Internationally recognized for his work in cellular organization and signal transduction, Dr. Pawson has increased our understanding of how cells respond to their environment. He identified the basic mechanisms through which cells react to growth signals and how they communicate with each other.

Dr. Pawson’s laboratory focuses on how cells convert an external signal into an intracellular response and on the molecular principles underlying cellular organization. He showed that cellular proteins are constructed in a modular fashion of functional domains, many of which mediate specific protein-to-protein interactions. He identified the Src homology 2 (SH2) domain as the prototypic interaction module. Dr. Pawson demonstrated that these unique structures bind to specific phosphotyrosine-containing protein motifs located on activated growth factor receptors to induce cascades of intracellular signaling that control cellular growth and differentiation. This concept established one of the basic paradigms of signal transduction.

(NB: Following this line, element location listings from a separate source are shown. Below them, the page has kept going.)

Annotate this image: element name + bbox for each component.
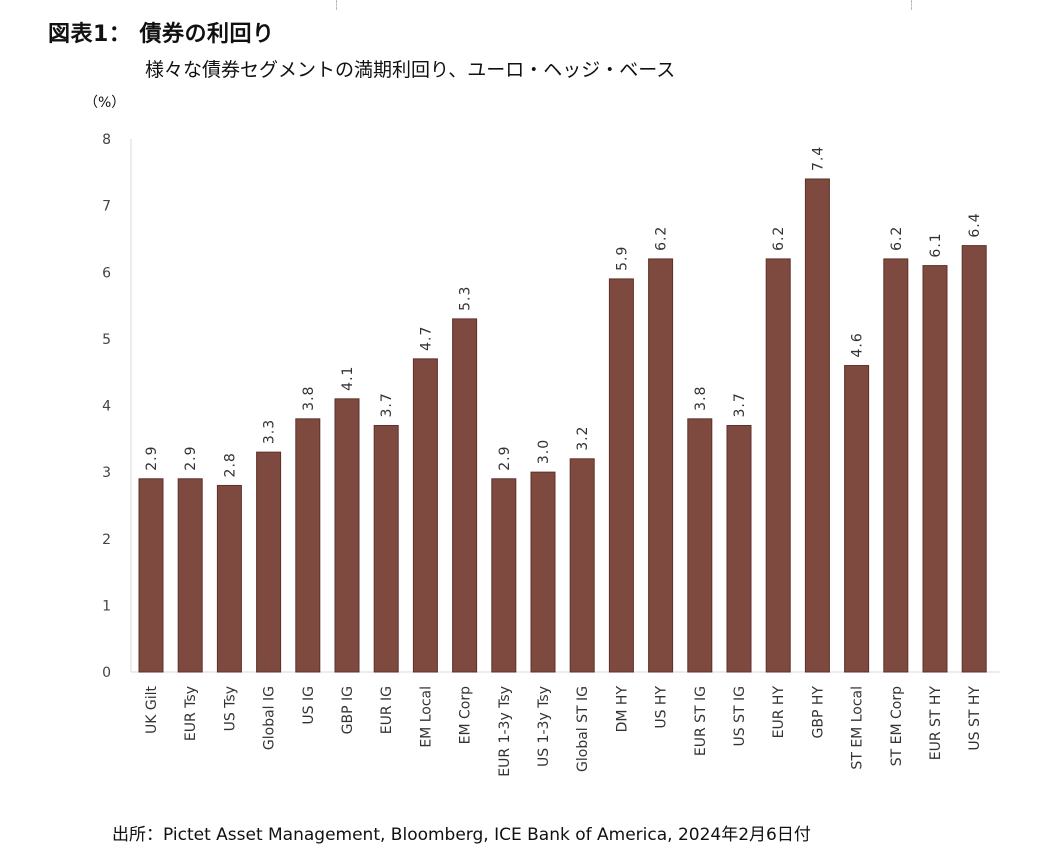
bar	[412, 358, 438, 673]
data-label: 6.4	[967, 212, 983, 237]
y-tick-label: 8	[102, 132, 111, 148]
x-tick-label: EUR IG	[379, 686, 395, 734]
y-tick-label: 6	[102, 265, 111, 281]
data-label: 2.8	[222, 452, 238, 477]
x-tick-label: Global ST IG	[575, 686, 591, 772]
x-tick-label: ST EM Corp	[889, 686, 905, 766]
y-tick-label: 2	[102, 532, 111, 548]
data-label: 2.9	[183, 446, 199, 471]
y-tick-label: 0	[102, 665, 111, 681]
y-tick-label: 3	[102, 465, 111, 481]
bar	[569, 458, 595, 673]
x-tick-label: EUR ST IG	[693, 686, 709, 756]
data-label: 5.9	[614, 246, 630, 271]
data-label: 6.1	[928, 232, 944, 257]
bar	[256, 451, 282, 673]
x-tick-label: EUR ST HY	[928, 686, 944, 761]
bar	[961, 245, 987, 673]
bar	[491, 478, 517, 673]
x-tick-label: US ST IG	[732, 686, 748, 746]
y-axis-unit-label: （%）	[84, 95, 126, 111]
figure-subtitle: 様々な債券セグメントの満期利回り、ユーロ・ヘッジ・ベース	[145, 59, 676, 81]
x-tick-label: EM Local	[418, 686, 434, 748]
x-tick-label: US HY	[654, 686, 670, 729]
bar	[373, 424, 399, 673]
bar	[138, 478, 164, 673]
x-tick-label: GBP HY	[810, 686, 826, 739]
data-label: 3.8	[693, 386, 709, 411]
data-label: 3.7	[732, 392, 748, 417]
data-label: 7.4	[810, 146, 826, 171]
bar	[216, 484, 242, 673]
x-tick-label: EUR Tsy	[183, 686, 199, 741]
x-tick-label: US 1-3y Tsy	[536, 686, 552, 767]
data-label: 3.0	[536, 439, 552, 464]
bar	[648, 258, 674, 673]
decorative-divider	[336, 0, 338, 10]
bar	[765, 258, 791, 673]
y-tick-label: 4	[102, 399, 111, 415]
data-label: 3.3	[262, 419, 278, 444]
x-tick-label: GBP IG	[340, 686, 356, 734]
x-tick-label: Global IG	[262, 686, 278, 750]
x-tick-label: EUR 1-3y Tsy	[497, 686, 513, 777]
data-label: 3.2	[575, 426, 591, 451]
data-label: 4.6	[850, 332, 866, 357]
bar	[883, 258, 909, 673]
x-tick-label: UK Gilt	[144, 685, 160, 734]
data-label: 3.7	[379, 392, 395, 417]
bar	[295, 418, 321, 673]
bar	[922, 265, 948, 673]
bar	[687, 418, 713, 673]
data-label: 3.8	[301, 386, 317, 411]
x-tick-label: EUR HY	[771, 686, 787, 739]
data-label: 6.2	[889, 226, 905, 251]
figure-title: 図表1： 債券の利回り	[48, 22, 275, 47]
y-tick-label: 5	[102, 332, 111, 348]
x-tick-label: US IG	[301, 686, 317, 725]
source-note: 出所：Pictet Asset Management, Bloomberg, I…	[112, 825, 811, 845]
bar	[608, 278, 634, 673]
x-tick-label: US ST HY	[967, 686, 983, 751]
bar	[452, 318, 478, 673]
x-tick-label: ST EM Local	[850, 686, 866, 770]
data-label: 4.1	[340, 366, 356, 391]
bar	[177, 478, 203, 673]
y-tick-label: 7	[102, 199, 111, 215]
x-tick-label: US Tsy	[222, 686, 238, 731]
data-label: 4.7	[418, 326, 434, 351]
bar	[804, 178, 830, 673]
data-label: 5.3	[458, 286, 474, 311]
data-label: 2.9	[497, 446, 513, 471]
bar	[726, 424, 752, 673]
data-label: 6.2	[771, 226, 787, 251]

Using a combination of structural, biochemical, proteomic, and genetic tools, Dr. Pawson and his colleagues are investigating how the cell is wired through protein interactions. This research shows that tyrosine kinases and SH2 domains work in tandem to transmit commands from hormones that regulate cellular reproduction and metabolism to their targets within the cell. Dr. Pawson originally detected the integrated functions of tyrosine kinases and SH2 domains in the context of oncogene products necessary for the cancer-like behavior of cells. These discoveries have contributed to development of drugs that block the action of tyrosine kinases, thus arresting the production of some types of cancer cells.

Since the discovery of SH2 domains, dozens of other modular protein domains have been found to control protein-to-protein interactions, many of which Dr. Pawson’s laboratory continues to investigate. Dr. Pawson and his colleagues are researching the pathways involved in reciprocal cell signaling and processes such as axon guidance in the nervous system and spatial organization of cells in complex tissues.

Dr. Pawson is a Fellow of the Royal Societies of London and Canada, a Foreign Member of the National Academy of Sciences, and serves on scientific advisory boards for several organizations. He has received many awards, including the AACR-Pezcoller International Award for Cancer Research in 1998, the Dr. H.P. Heineken Prize for Biochemistry and Biophysics in 1998, and the Kyoto Prize in Basic Sciences in 2008 for his work and discoveries in signal transduction.

Dr. Pawson conducted his graduate training at the Imperial Cancer Research Fund in London and received his PhD in molecular biology from King’s College, University of London, in 1976.